R.J. Huneke has spent years researching for his latest sci-fi thriller Cyberwar. A longtime writer and columnist, Huneke has interviewed cyber security professionals, carefully examined advances in science (including robotics and artificial intelligence) and compiled modern day speculations on technology and spun them into an electrifying journey into a dystopian society dominated by cybernetic hackers.
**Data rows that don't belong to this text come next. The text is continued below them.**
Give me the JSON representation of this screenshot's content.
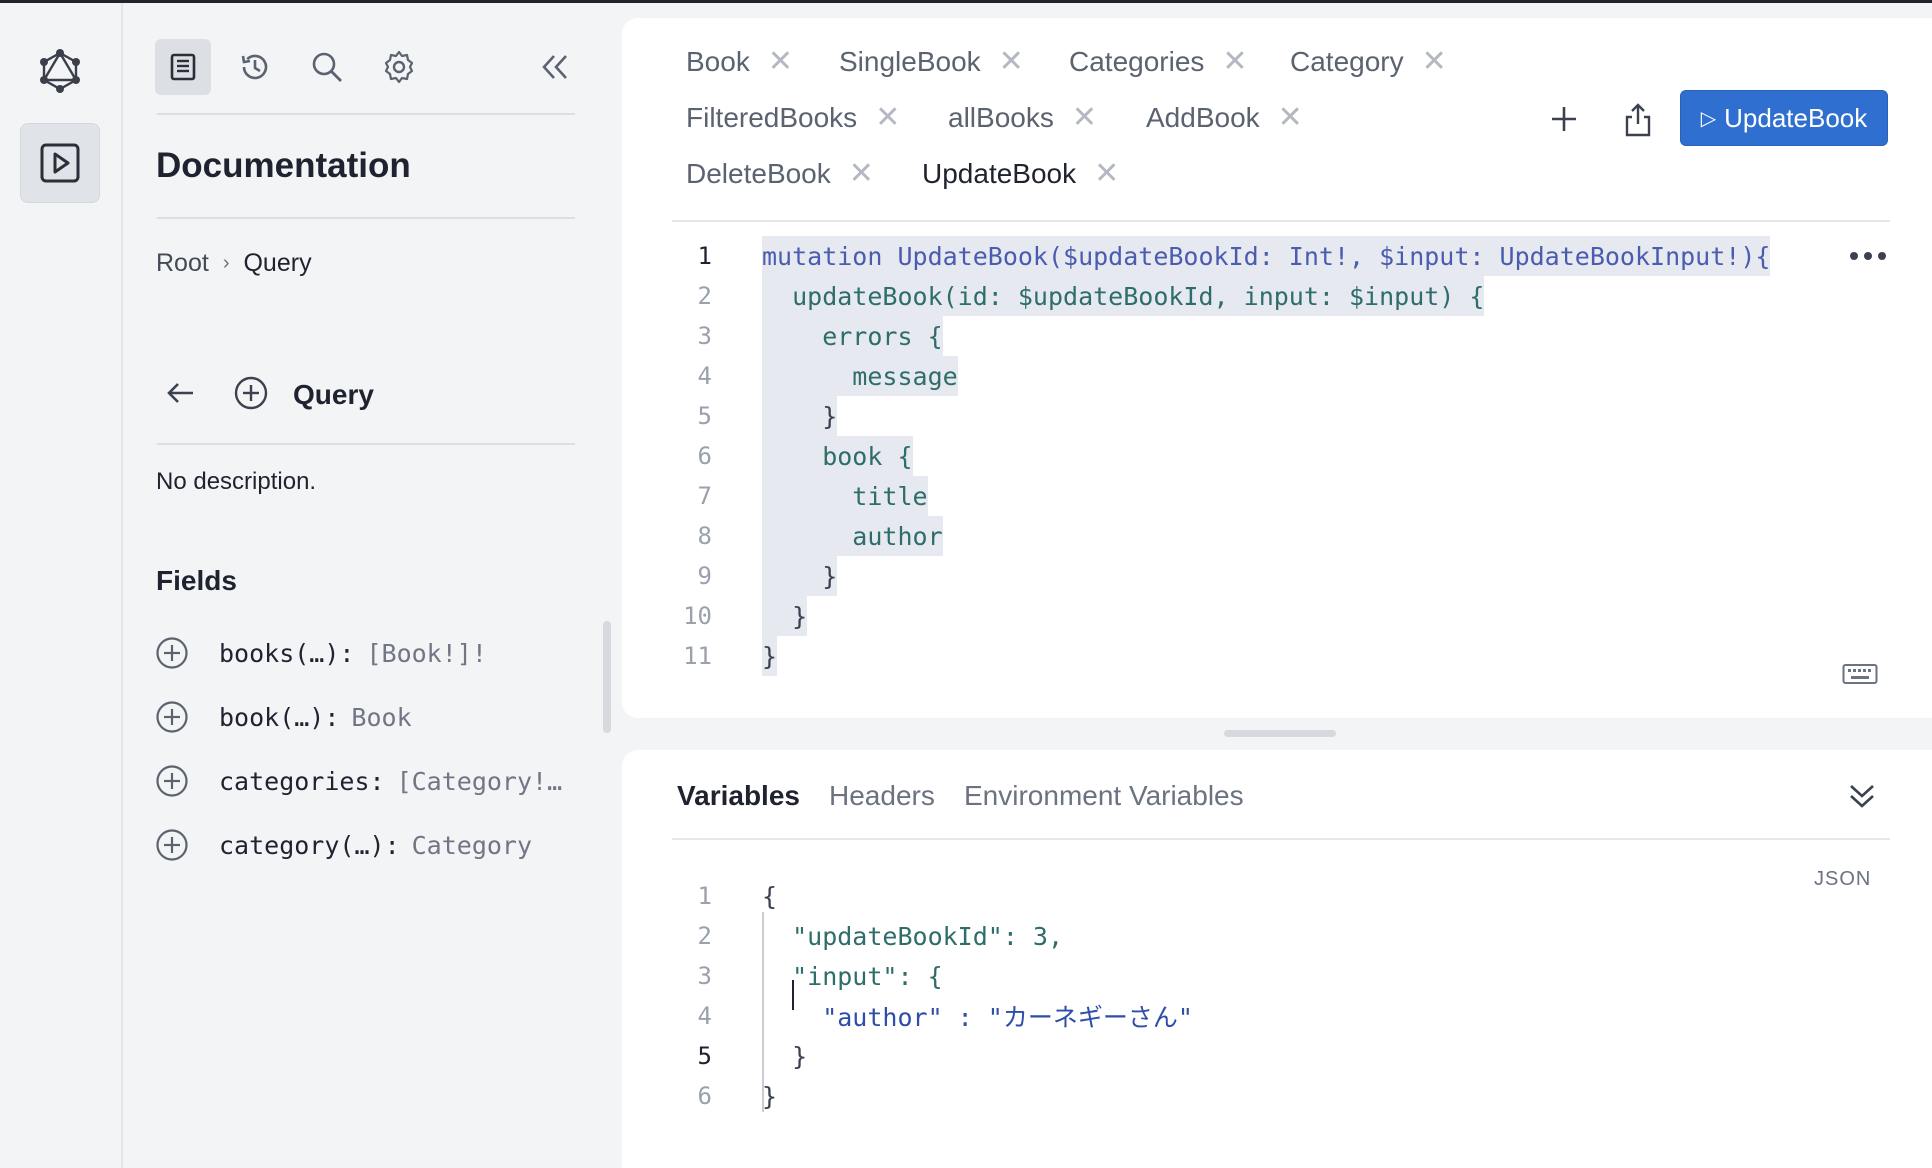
{
  "rail": {
    "logo_icon": "graphql-logo-icon",
    "explorer_icon": "play-square-icon"
  },
  "docs": {
    "toolbar_icons": [
      "docs-icon",
      "history-icon",
      "search-icon",
      "settings-icon",
      "collapse-double-chevron-icon"
    ],
    "title": "Documentation",
    "breadcrumb": {
      "root": "Root",
      "separator": "›",
      "current": "Query"
    },
    "section_title": "Query",
    "description": "No description.",
    "fields_title": "Fields",
    "fields": [
      {
        "name": "books(…):",
        "type": "[Book!]!"
      },
      {
        "name": "book(…):",
        "type": "Book"
      },
      {
        "name": "categories:",
        "type": "[Category!…"
      },
      {
        "name": "category(…):",
        "type": "Category"
      }
    ]
  },
  "tabs": [
    {
      "label": "Book"
    },
    {
      "label": "SingleBook"
    },
    {
      "label": "Categories"
    },
    {
      "label": "Category"
    },
    {
      "label": "FilteredBooks"
    },
    {
      "label": "allBooks"
    },
    {
      "label": "AddBook"
    },
    {
      "label": "DeleteBook"
    },
    {
      "label": "UpdateBook",
      "active": true
    }
  ],
  "tab_close_glyph": "✕",
  "toolbar": {
    "add_tab_icon": "plus-icon",
    "share_icon": "share-icon",
    "run_label": "UpdateBook",
    "run_glyph": "▷"
  },
  "editor": {
    "line_numbers": [
      "1",
      "2",
      "3",
      "4",
      "5",
      "6",
      "7",
      "8",
      "9",
      "10",
      "11"
    ],
    "active_line": "1",
    "lines": [
      "mutation UpdateBook($updateBookId: Int!, $input: UpdateBookInput!){",
      "  updateBook(id: $updateBookId, input: $input) {",
      "    errors {",
      "      message",
      "    }",
      "    book {",
      "      title",
      "      author",
      "    }",
      "  }",
      "}"
    ],
    "more_icon": "more-horizontal-icon",
    "keyboard_icon": "keyboard-icon"
  },
  "variables_panel": {
    "tabs": [
      "Variables",
      "Headers",
      "Environment Variables"
    ],
    "active_tab": "Variables",
    "collapse_icon": "chevron-double-down-icon",
    "format_label": "JSON",
    "line_numbers": [
      "1",
      "2",
      "3",
      "4",
      "5",
      "6"
    ],
    "active_line": "5",
    "lines": [
      "{",
      "  \"updateBookId\": 3,",
      "  \"input\": {",
      "    \"author\" : \"カーネギーさん\"",
      "  }",
      "}"
    ]
  },
  "colors": {
    "accent": "#2f6fcf",
    "background": "#f3f4f6",
    "card": "#ffffff"
  }
}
His extensive knowledge on cyber warfare, robotics, and political protest, as well as his strong female protagonist are what set the riveting story apart.  

If you cannot meet R.J. on his Cyberwar Book Tour, be sure to grab a rare signed copy of the work - there are very limited quantities on hand in the world's greatest independent bookstore, the Book Revue of Huntington, New York.
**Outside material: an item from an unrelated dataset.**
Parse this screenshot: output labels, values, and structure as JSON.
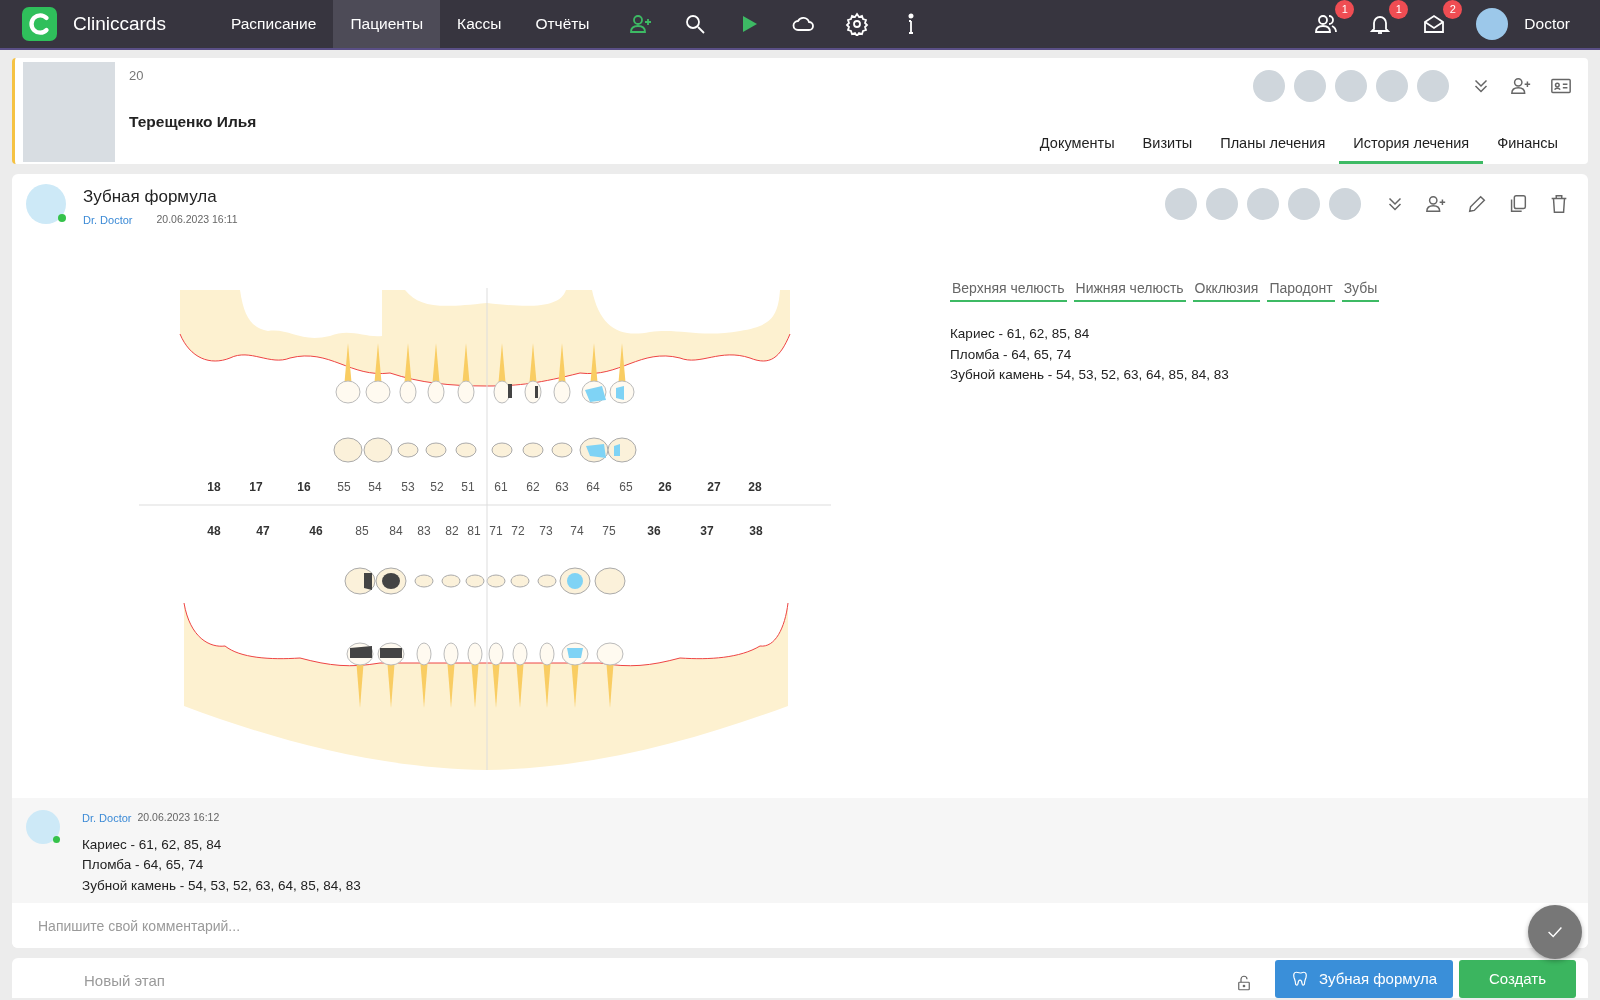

R.J. will attend the New York Comic Con 2015, the 10 annual Mecca of pop culture and science conventions, with a table # 1061 at Rune Works Productions / Pentian Publishing and will be meeting Eager Readers in person. 

Rune Works Productions & Pentian will have the booth all four days at # 1061 from October 8-11, and you can meet R.J. Huneke as he signs copies of his novel Cyberwar and the comic he's working on, by creator Ivan O'Neill, the very first issue of Blackwood State from POWkabam Comics! You can also meet colorist and artist Kara Zisa there as well and all will be singing the Blackwood State # 1 issue! 

​The first official publication of POWkabam will be a graphic novel titled Blackwood State, by author/artist Ivan O'Neill, colorist Kara Zisa, and editor R.J. Huneke, and it will be released in serialized form with three 24-25 page issues in the coming months of 2015. We sold out of the Preview comic, Issue # 0, at the Rune Works booth 1061 at the 2014 New York Comic Con and had rave reviews. We are looking fora larger publisher to partner with to bring this series to readers regularly.

For Blackwood State, O'Neill calls on a notorious state college and the life of a young lady struggling to live in a world that has no idea how not to crap on those that value the study of English writing. Alongside her fellow literary comrades, Guinevere Katz must attempt to keep her sanity and her grade as she survives one of the most obnoxious experiences of her academic career . . . and her professional career . . . and her life as a sentient being. 

Calling on father Bill Shakespeare, as her god, and Falstaff as her inner muse and bartender, Gwen's deteriorative, drunken English career is a journey that seems perennially poised on the brink of disaster. Just how the hell does one make a living with a degree in English anyway?